The sound of water – Jaume Plensa
William Blake – Jaume Plensa
Jaume Plensa

Although the temporary exhibit is painfully amateurish there is an engaging show of Jaume Plensa, a Barcelona artist. His meditative installations of wood, water, steel and sound are lovely.

Exterior door at the Arbat station metro
Long escalators down to the platforms

We have a few metro stops to tick off our list and with an hour to spare, Art navigates us along the circle line and we pop on and off to admire more Soviet era Metro Art.

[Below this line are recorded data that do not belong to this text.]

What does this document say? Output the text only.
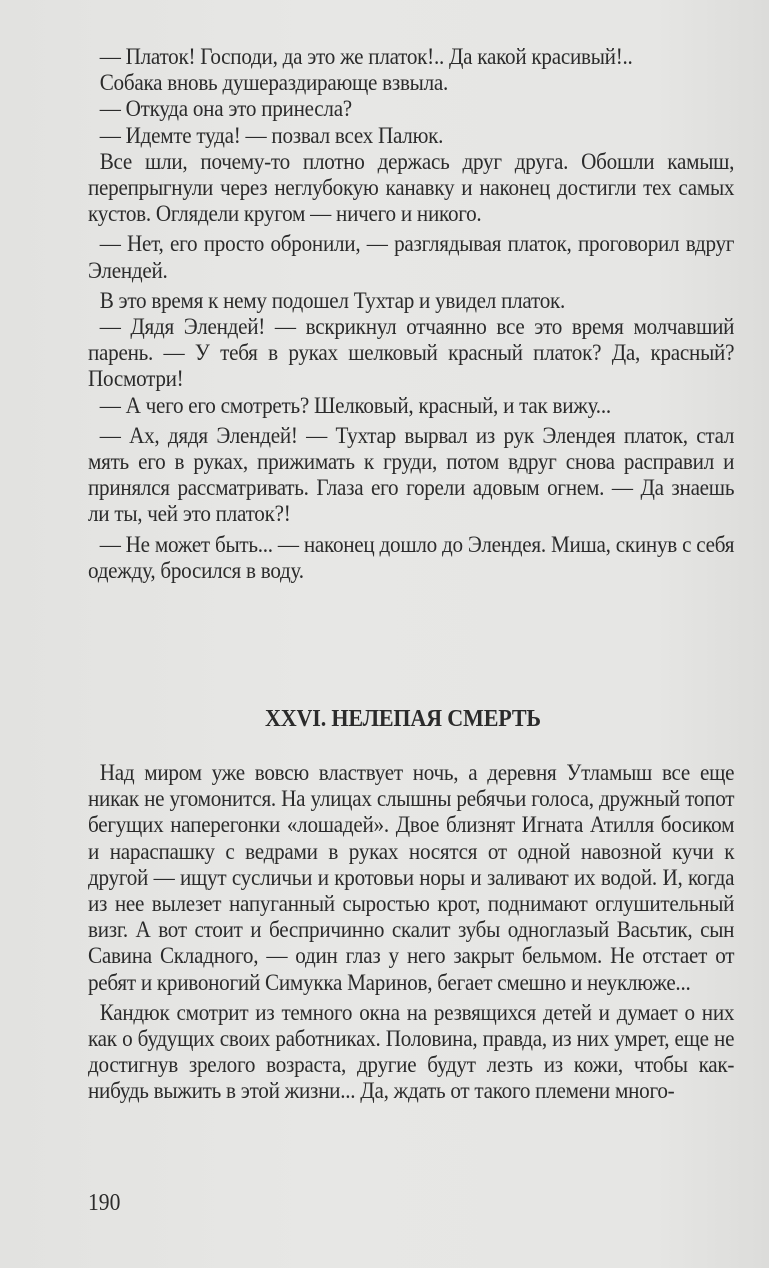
— Платок! Господи, да это же платок!.. Да какой красивый!..

Собака вновь душераздирающе взвыла.

— Откуда она это принесла?

— Идемте туда! — позвал всех Палюк.

Все шли, почему-то плотно держась друг друга. Обошли камыш, перепрыгнули через неглубокую канавку и наконец достигли тех самых кустов. Оглядели кругом — ничего и никого.

— Нет, его просто обронили, — разглядывая платок, проговорил вдруг Элендей.

В это время к нему подошел Тухтар и увидел платок.

— Дядя Элендей! — вскрикнул отчаянно все это время молчавший парень. — У тебя в руках шелковый красный платок? Да, красный? Посмотри!

— А чего его смотреть? Шелковый, красный, и так вижу...

— Ах, дядя Элендей! — Тухтар вырвал из рук Элендея платок, стал мять его в руках, прижимать к груди, потом вдруг снова расправил и принялся рассматривать. Глаза его горели адовым огнем. — Да знаешь ли ты, чей это платок?!

— Не может быть... — наконец дошло до Элендея. Миша, скинув с себя одежду, бросился в воду.

XXVI. НЕЛЕПАЯ СМЕРТЬ

Над миром уже вовсю властвует ночь, а деревня Утламыш все еще никак не угомонится. На улицах слышны ребячьи голоса, дружный топот бегущих наперегонки «лошадей». Двое близнят Игната Атилля босиком и нараспашку с ведрами в руках носятся от одной навозной кучи к другой — ищут сусличьи и кротовьи норы и заливают их водой. И, когда из нее вылезет напуганный сыростью крот, поднимают оглушительный визг. А вот стоит и беспричинно скалит зубы одноглазый Васьтик, сын Савина Складного, — один глаз у него закрыт бельмом. Не отстает от ребят и кривоногий Симукка Маринов, бегает смешно и неуклюже...

Кандюк смотрит из темного окна на резвящихся детей и думает о них как о будущих своих работниках. Половина, правда, из них умрет, еще не достигнув зрелого возраста, другие будут лезть из кожи, чтобы как-нибудь выжить в этой жизни... Да, ждать от такого племени много-

190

Beautiful stained glass at the Novoslobodskaya station
Novoslobodskaya station
Komsomolskay – ceiling mosiac
Komsomolskay station
Komsomolskay station
Pink Floyd anyone?

We take a taxi to the Moscow airport which with traffic takes considerably longer than the $17 meter price. An hour later, Art gives our driver $20 and we check in and breeze through security with ease. With just a few Rubles remaining we have diluted drinks at an airport bar and board the 4 hour flight to Heathrow. We arrive in Heathrow, London after 10:00 P.M. and shuttle to our nearby airport hotel to wait for our flight to San Francisco in the morning.

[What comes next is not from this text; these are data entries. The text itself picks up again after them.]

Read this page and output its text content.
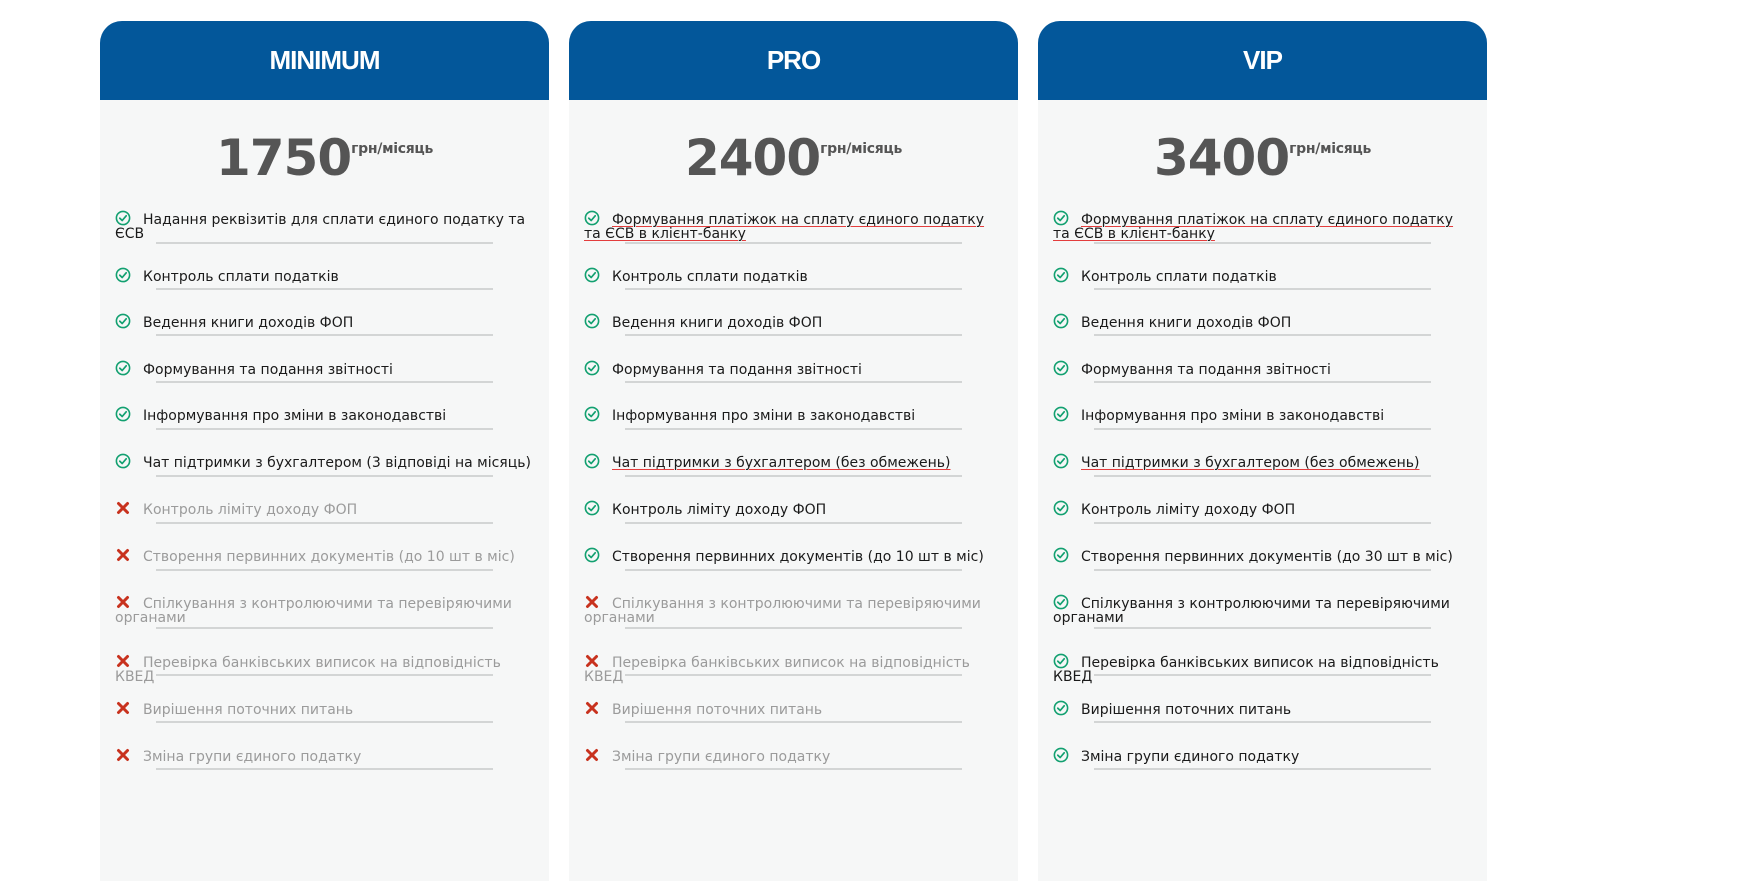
MINIMUM
1750 грн/місяць
Надання реквізитів для сплати єдиного податку та ЄСВ
Контроль сплати податків
Ведення книги доходів ФОП
Формування та подання звітності
Інформування про зміни в законодавстві
Чат підтримки з бухгалтером (3 відповіді на місяць)
Контроль ліміту доходу ФОП
Створення первинних документів (до 10 шт в міс)
Спілкування з контролюючими та перевіряючими органами
Перевірка банківських виписок на відповідність КВЕД
Вирішення поточних питань
Зміна групи єдиного податку
PRO
2400 грн/місяць
Формування платіжок на сплату єдиного податку та ЄСВ в клієнт-банку
Контроль сплати податків
Ведення книги доходів ФОП
Формування та подання звітності
Інформування про зміни в законодавстві
Чат підтримки з бухгалтером (без обмежень)
Контроль ліміту доходу ФОП
Створення первинних документів (до 10 шт в міс)
Спілкування з контролюючими та перевіряючими органами
Перевірка банківських виписок на відповідність КВЕД
Вирішення поточних питань
Зміна групи єдиного податку
VIP
3400 грн/місяць
Формування платіжок на сплату єдиного податку та ЄСВ в клієнт-банку
Контроль сплати податків
Ведення книги доходів ФОП
Формування та подання звітності
Інформування про зміни в законодавстві
Чат підтримки з бухгалтером (без обмежень)
Контроль ліміту доходу ФОП
Створення первинних документів (до 30 шт в міс)
Спілкування з контролюючими та перевіряючими органами
Перевірка банківських виписок на відповідність КВЕД
Вирішення поточних питань
Зміна групи єдиного податку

Art and I do a movie marathon between our London to Phoenix flight, sleeping just a little. We pick up our bags, go through U.S. immigration and dawdle some before checking through security in Phoenix. We have re-entered the U.S.A. and all seems good. Art breezes through security with his carryon’s and my computer but I am pulled aside.  As a frequent traveler, I am used to an occasional snafu but this security check is intense. The expression on the face of the TSA agent who scans my passport changes dramatically and he looks at me intently and calls for a supervisor. They pull me aside and it is several minutes before a woman agent arrives and interrogates me. She asks where I have been traveling and inquires if I wish a private room for a body search that will be done by a female TSA agent. I am now nervous about missing our Phoenix to SFO flight and Art is standing on the far side of security watching me anxiously. Although the search will be intimate, I will not need to undress so I tell them that I don’t need a private room and stand awkwardly, legs apart as the woman pats me down and runs her hands under the waist band of my leggings over my breasts and most everywhere else. In the meantime, the supervisor has disappeared with my phone, drivers license and passport. When they first pulled me aside, they asked for all my electronics and I was grateful that Art had carried my computer through ahead of me. I don’t know what she did with my phone but I imagine that my sim card was examined. She returns 15 minutes later with my identification and phone but there is sill the explosive wand test to do on all my carry on baggage. I am curious why I have been flagged and with the exception of missing our connecting flight, I am not at all anxious. I chat to the supervisor as they wand my belongings. I surmise that it is the Russia leg of our trip that has caused the flagging and she tells me that the Russians are not our friends and asks me why we choose to travel to Russia? I tell her about the many world class Art museums and how beautiful Moscow and St Petersburg were and that the people we encountered were friendly and that traveling in Russia felt no different than traveling elsewhere in Europe. By the time they release me, we are all smiling and chatting about family and international travel destinations.